Él se mantenía callado.
—En ese caso no mereces ni
siquiera el dólar del dinero que gano con tanta dificultad. ¿Por
qué me habría de sobar la espalda por ti? Anda, perezoso, busca un
trabajo.
Él permaneció en su cuarto casi
una semana. Salía a hurtadillas a la cocina cuando no había nadie en
casa. Sophie lo regañaba, le pedía que saliera y su viejo padre
lloraba. George no se movía de allí a pesar de la terrible
temperatura y de la sofocación que imperaba en su pequeño cuarto. Le
costaba esfuerzos respirar, cada inhalación era como un extraer una
llama de sus pulmones.
Una noche, incapaz de soportar
más tiempo el calor, salió a la calle a la una de la mañana. Era
poco menos que su sombra. Esperaba llegar al parque sin ser visto, mas
había gente en toda la cuadra, mustia e indiferente, que esperaba la
llegada de una corriente de aire. George bajó los ojos avergonzado y
se alejó de ella. No obstante, no tardó en descubrir que todavía se
mostraban amistosos hacia él. Supuso que el señor Cattanzara no lo
había traicionado. Quizás cuando se despertó de la borrachera, ya
se le había olvidado lo relativo a su encuentro con George. George
sintió renacer lentamente la confianza en sí mismo.

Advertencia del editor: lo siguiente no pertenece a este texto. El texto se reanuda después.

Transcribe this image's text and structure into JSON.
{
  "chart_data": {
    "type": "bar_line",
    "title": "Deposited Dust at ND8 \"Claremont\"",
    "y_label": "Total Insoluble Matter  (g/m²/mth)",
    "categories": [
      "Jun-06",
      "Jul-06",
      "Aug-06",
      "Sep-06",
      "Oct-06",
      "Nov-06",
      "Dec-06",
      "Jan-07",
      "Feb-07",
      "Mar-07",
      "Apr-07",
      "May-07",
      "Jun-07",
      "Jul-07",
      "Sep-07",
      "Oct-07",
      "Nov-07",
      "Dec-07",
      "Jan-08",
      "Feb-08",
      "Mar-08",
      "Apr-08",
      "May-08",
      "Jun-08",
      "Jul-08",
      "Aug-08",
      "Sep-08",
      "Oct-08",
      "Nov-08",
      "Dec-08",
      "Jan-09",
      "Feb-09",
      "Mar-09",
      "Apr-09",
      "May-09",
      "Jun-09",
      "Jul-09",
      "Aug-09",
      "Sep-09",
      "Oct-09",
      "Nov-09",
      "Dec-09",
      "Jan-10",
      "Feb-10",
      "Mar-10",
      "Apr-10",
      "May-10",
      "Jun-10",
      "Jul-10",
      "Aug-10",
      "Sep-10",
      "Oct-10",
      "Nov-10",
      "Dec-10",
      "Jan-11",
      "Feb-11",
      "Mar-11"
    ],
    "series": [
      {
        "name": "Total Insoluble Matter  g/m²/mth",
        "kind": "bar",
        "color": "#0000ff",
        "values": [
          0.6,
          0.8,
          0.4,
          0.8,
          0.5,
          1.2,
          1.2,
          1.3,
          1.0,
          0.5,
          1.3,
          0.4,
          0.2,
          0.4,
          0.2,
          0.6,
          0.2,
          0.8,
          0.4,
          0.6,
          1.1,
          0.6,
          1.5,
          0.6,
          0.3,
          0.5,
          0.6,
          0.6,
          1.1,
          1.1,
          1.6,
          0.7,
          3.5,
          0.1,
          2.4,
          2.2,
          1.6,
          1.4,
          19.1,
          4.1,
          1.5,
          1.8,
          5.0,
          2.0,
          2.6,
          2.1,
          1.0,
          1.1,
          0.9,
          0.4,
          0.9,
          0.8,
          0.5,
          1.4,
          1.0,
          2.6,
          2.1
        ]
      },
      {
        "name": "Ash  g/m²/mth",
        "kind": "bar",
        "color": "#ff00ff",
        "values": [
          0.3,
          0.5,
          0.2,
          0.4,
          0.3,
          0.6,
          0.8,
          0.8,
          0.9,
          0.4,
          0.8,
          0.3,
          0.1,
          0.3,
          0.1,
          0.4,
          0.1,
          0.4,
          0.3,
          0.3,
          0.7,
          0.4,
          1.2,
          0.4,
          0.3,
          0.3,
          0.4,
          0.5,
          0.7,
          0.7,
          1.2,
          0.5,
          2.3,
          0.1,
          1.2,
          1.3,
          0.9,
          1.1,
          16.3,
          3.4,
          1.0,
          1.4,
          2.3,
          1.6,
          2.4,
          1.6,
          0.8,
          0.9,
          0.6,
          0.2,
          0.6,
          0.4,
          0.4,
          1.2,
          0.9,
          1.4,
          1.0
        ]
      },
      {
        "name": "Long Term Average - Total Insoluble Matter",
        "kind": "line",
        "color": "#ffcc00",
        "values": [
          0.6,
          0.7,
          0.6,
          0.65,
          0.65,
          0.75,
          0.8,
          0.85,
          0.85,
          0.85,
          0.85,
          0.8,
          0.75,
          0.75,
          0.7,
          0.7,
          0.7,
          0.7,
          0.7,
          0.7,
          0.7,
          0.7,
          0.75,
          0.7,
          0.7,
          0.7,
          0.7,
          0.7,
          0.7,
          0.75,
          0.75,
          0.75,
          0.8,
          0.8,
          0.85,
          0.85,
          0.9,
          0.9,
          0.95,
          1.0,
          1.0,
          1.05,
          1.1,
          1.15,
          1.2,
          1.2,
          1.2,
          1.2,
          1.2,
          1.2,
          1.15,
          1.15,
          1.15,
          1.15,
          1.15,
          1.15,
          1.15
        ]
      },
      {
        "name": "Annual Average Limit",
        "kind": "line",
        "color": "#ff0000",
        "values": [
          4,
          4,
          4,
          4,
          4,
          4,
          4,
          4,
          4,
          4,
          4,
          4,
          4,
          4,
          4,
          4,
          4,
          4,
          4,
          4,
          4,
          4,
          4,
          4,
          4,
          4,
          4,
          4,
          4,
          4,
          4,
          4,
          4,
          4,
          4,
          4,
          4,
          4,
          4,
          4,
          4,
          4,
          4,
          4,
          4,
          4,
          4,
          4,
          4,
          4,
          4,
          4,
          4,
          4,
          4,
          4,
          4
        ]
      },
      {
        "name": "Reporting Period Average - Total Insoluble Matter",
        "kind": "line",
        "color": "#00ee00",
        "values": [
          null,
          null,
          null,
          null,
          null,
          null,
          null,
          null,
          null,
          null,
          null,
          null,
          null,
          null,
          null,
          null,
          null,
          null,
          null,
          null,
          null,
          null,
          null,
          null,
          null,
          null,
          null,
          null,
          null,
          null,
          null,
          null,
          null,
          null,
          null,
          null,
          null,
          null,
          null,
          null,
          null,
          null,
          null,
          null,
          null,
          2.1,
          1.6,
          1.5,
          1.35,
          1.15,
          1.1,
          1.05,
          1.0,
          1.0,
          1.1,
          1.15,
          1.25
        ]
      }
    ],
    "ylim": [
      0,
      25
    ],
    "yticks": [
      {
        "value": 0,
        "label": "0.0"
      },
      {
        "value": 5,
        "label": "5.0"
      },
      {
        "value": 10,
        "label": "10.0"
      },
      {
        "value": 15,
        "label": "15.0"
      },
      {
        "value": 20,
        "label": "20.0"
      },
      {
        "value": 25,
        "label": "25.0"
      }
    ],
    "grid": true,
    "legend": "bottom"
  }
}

Esa misma noche, un hombre le
preguntó en la calle si era cierto que había terminado de leer
tantos libros. George asintió. El hombre dijo que era una cosa
maravillosa que un muchacho de su edad leyera tanto.
—Sí —respondió George,
aliviado.
Esperaba que nadie mencionara de
nuevo los libros. Un par de diste después se encontró por accidente
al señor Cattanzara otra vez y, pese a su silencio, George tenía la
firme idea de que él había corrido el rumor de que los había
terminado de leer.
Una tarde de otoño, George salió
de su casa en dirección de la biblioteca, en la que no había puesto
los pues en años. Había libros por días que se mirase. Luchando por
controlar un interno temblor que lo estremecía, George fácilmente
contó cien volúmenes; luego, se sentó en una mesa a leer.